The ransomware attack on Universal Healthcare Services involved TrickBot and systems were shut down for a few weeks. TrickBot was employed to obtain access to UHS systems and identify and collect information, then the malware sent the Ryuk ransomware payload. The ransomware attack resulted in $67 million worth of losses to UHS in 2020.

TrickBot is mainly propagated through spear-phishing emails, which are customized for the targeted company. The email messages utilize a mix of malicious file attachments and links to web pages with downloadable malware. In February, the TrickBot gang carried out a massive phishing campaign aimed at the legal and insurance industries that utilized file attachment that contains malicious JavaScript for sending the malware.

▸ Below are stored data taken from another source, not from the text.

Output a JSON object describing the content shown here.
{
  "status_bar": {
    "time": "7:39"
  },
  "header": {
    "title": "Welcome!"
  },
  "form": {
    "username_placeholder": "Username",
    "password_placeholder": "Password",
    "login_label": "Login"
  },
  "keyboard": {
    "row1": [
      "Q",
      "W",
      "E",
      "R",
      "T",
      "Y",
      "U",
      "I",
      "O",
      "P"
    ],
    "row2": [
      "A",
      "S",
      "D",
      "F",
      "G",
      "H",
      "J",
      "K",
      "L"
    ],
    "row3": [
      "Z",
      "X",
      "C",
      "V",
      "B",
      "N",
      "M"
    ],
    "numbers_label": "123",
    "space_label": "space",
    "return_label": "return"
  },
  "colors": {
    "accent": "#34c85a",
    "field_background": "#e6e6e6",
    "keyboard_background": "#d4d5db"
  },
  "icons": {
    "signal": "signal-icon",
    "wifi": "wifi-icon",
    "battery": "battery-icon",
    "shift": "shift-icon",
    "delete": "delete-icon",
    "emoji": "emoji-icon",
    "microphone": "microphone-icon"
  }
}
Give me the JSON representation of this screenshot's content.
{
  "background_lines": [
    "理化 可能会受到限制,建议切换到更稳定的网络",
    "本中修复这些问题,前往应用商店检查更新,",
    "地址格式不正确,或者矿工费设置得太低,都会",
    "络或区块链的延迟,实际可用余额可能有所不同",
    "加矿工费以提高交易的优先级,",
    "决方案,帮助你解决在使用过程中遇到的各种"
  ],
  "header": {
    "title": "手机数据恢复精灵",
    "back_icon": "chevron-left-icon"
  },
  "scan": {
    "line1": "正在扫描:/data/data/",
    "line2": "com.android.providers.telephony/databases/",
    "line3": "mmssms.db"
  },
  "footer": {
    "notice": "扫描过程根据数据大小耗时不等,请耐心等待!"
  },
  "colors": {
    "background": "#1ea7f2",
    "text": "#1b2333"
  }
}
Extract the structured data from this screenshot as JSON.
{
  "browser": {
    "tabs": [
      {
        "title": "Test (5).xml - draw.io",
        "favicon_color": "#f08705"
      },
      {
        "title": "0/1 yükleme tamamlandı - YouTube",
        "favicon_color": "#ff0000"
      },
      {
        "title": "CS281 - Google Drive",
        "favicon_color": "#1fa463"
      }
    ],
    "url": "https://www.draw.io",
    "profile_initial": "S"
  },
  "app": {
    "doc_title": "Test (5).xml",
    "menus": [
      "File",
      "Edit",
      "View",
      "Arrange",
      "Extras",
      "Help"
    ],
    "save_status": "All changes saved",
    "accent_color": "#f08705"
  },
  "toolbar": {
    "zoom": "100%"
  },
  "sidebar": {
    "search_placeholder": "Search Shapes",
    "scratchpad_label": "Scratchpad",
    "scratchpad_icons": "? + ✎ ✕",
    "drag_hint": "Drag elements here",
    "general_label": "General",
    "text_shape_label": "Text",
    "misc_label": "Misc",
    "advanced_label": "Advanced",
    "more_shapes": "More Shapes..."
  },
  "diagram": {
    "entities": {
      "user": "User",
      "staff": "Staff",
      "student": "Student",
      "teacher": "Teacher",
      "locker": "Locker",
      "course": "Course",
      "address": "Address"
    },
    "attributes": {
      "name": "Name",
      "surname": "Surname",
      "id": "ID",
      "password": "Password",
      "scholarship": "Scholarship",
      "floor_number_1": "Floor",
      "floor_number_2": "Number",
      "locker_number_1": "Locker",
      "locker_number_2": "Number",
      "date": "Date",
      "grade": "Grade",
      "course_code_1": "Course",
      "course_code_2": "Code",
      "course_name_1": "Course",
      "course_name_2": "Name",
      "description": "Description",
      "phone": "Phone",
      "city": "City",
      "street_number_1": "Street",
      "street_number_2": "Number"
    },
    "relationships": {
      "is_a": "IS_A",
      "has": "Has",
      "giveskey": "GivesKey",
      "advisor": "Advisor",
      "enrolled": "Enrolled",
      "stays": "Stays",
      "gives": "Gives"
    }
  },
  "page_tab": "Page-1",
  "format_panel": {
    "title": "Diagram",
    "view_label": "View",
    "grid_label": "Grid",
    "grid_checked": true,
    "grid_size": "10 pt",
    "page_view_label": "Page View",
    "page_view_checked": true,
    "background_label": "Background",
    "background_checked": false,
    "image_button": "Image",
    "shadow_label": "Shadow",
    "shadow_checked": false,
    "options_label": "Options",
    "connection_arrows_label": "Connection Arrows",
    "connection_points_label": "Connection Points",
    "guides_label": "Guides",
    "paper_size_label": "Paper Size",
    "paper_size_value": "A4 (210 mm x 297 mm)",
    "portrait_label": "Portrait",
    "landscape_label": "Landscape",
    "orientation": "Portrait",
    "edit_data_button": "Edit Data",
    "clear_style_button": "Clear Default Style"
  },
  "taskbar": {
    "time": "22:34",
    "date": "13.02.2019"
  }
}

The most recent phishing campaigns make use of phony traffic violation notices as the bait to make recipients click to view a “photo proof” of the traffic violation. When the photo is clicked, a JavaScript file is launched that makes a connection with the command and control (C2) server of the gang then the TrickBot malware is installed in the system of the victim.

TrickBot can make a lateral movement through the Server Message Block (SMB) Protocol, copies sensitive information from breached systems, and can do crypto mining as well as host enumeration. TrickBot operators possess a set of tools that span the whole of the MITRE ATT&CK system, from passively or actively collecting data that may be employed to support targeting to attempting to manipulate, disrupt, or damage systems and information, revealed by CISA/FBI.

CISA has created a snort signature for uncovering network activity connected with TrickBot malware. The CISA/FBI advisory likewise specifies cybersecurity guidelines that make it more difficult to have TrickBot installed and will help to strengthen systems against system propagation.